Of course, originally, the language of ‘co-creation’ was used in business to describe the strategy of developing new business models, products and services with customers, clients, trading partner or other parts of the same enterprise or venture. Its value in marketing was immense as it promoted and encouraged active involvement from the customer to create on-demand and made-to-order products. With co-creation, consumers get exactly what they want and have a hand in making it happen. One can clearly see the value of this strategy and concept in an arts sector seeking a mandate from the public that funds it and seeking to ensure meetings the needs and wants of its ‘markets’. At its most basic then, co-creation could be little more than a good marketing strategy.

 

But, the question must be asked, what if this goes deeper. When does consultation and involvement become genuine co-creation? Where is the ‘tipping point’? What is this deeper notion of co-creation and how does it relate to other notions of co-production or co- curation? Is it different or is it just semantics? Is handing over the programming of one evening to a group of young people genuinely co-creation? Or is it simply a project that explores group decision making and develops new skills? Is consulting on the development of a new programme of activity co-creation or is it involvement? Is asking “What happens when you start with people and not product?” any different to good participatory or community arts activity? Not that there is anything wrong with those approaches but let us genuinely seek to be clear about what we are actually doing.
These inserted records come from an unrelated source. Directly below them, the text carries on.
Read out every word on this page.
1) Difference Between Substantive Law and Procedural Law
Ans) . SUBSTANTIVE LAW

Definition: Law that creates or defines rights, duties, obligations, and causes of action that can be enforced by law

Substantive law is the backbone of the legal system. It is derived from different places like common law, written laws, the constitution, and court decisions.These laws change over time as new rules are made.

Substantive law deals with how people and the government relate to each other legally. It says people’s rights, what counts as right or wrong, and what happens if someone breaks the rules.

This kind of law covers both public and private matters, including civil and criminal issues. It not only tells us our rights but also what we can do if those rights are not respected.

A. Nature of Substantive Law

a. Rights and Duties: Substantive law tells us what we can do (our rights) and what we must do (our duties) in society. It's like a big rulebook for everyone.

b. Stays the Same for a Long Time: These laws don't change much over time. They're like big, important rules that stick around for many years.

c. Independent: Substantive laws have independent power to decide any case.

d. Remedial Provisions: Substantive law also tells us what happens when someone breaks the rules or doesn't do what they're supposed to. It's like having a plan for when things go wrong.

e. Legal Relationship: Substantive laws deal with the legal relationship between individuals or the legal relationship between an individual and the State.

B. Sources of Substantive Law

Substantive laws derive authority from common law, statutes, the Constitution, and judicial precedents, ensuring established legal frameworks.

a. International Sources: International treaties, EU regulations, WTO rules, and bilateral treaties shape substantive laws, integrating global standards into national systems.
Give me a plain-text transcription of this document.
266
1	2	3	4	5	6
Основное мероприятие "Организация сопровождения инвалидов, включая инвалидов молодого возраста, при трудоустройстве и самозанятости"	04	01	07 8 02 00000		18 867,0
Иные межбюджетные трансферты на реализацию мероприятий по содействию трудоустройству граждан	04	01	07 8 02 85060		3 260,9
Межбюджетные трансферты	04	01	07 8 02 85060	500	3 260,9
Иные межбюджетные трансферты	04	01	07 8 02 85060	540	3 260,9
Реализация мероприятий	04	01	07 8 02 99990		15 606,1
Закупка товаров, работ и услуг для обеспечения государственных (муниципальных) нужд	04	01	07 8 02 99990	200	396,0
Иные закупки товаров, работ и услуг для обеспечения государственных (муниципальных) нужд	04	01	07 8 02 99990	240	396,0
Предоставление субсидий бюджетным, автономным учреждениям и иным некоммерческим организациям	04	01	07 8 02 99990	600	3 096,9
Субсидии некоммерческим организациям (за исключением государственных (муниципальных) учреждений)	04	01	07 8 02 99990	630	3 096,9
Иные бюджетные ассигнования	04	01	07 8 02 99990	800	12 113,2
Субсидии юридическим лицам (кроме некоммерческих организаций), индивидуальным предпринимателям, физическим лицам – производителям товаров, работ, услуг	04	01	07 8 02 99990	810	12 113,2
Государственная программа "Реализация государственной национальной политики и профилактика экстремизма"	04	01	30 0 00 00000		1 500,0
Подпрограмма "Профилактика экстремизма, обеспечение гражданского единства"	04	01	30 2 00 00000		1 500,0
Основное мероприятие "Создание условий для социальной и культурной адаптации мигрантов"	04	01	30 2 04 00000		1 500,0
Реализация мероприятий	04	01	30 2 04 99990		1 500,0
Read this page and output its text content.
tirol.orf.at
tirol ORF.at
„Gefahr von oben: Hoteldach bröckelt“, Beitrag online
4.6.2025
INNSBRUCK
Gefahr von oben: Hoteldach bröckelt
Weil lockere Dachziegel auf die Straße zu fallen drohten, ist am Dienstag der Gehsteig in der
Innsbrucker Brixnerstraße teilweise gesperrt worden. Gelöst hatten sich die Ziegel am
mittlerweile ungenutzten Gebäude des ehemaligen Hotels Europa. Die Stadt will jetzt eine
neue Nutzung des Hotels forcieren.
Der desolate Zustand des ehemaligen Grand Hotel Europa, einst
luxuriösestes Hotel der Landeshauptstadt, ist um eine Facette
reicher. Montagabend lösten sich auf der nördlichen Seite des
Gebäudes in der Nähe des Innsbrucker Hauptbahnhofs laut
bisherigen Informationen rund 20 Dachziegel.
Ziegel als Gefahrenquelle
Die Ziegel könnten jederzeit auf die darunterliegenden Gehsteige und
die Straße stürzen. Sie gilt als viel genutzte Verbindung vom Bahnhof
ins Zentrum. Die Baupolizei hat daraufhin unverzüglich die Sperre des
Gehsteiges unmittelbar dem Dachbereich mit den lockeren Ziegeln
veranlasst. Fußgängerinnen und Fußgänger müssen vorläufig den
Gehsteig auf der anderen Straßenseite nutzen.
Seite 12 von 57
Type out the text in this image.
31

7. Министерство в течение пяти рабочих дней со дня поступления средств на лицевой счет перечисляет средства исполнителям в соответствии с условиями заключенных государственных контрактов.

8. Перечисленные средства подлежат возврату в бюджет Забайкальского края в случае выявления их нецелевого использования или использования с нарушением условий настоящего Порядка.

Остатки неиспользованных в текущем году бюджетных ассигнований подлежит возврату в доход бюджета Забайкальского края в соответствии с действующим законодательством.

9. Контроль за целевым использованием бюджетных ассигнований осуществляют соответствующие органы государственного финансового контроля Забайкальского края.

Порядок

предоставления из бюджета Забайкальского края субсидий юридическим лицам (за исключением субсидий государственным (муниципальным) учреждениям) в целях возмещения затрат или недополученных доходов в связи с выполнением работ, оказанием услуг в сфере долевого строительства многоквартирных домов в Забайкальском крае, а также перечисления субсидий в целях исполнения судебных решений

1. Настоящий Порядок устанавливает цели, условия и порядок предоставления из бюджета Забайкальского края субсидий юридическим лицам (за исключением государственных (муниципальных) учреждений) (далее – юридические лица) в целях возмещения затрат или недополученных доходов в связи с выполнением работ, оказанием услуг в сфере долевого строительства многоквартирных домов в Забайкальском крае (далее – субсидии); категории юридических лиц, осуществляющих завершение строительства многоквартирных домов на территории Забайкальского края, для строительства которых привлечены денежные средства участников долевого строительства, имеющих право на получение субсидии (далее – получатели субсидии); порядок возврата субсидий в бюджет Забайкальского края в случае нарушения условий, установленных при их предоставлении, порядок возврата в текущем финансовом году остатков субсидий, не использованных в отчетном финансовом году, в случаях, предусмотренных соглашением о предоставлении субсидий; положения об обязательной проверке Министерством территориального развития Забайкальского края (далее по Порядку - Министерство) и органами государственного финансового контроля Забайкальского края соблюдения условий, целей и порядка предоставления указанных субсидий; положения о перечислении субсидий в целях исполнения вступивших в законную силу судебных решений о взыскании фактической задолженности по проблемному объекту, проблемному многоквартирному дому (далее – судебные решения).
When you hear someone say – “The first thing we wanted to find out was did the community want to be involved. Luckily they did” – you know you are not really talking about shifting power. When you hear people talking about how ‘we ran it’, ‘we provided’, ‘we led’, ‘we supported’ and ‘we wanted’ … or ‘we set off on a journey together’ you know you are not talking about co-creation or shifting agency but simply involving people in ‘our’ activity. The power still sits very firmly with the institution involving their communities in projects and whilst it may provide a good experience for the participants it is not shifting agency or empowering in any deep way.

 

It seems to me that genuine co-creation is not about small adjustments in how we work and engage people but about turning our practice on its head. It is about relinquishing power, it is about handing over control. The question is how do we genuinely shift power and agency? How do we relinquish power? How do we feel if we really do it? How do we manage the risk and the accountability challenges? How do we overcome the barriers to this?  Funder constraints, governance challenges and our complex relationship to risk are compounded by our own lack of clarity on what we mean and what it entails and requires.

 

The Co-Creating Change Network is seeking to answer some of these questions – to determine what co-creation is – and what it isn’t – to determine what makes for effective co-creation and to better understand what its possible outcomes might be. The second round of commissions launched this week are pilot projects committed to working collectively to address these questions and along with the first round we will be taking these questions forward to secure deeper learning and clarity around an emergent set of practices that builds on a strong legacy of participatory work and seeks to take this further. This work is important for our sector in times of uncertainty, change and policy shift. But most importantly, in times of social turmoil when our role in supporting social change is perhaps more important than it has ever been before.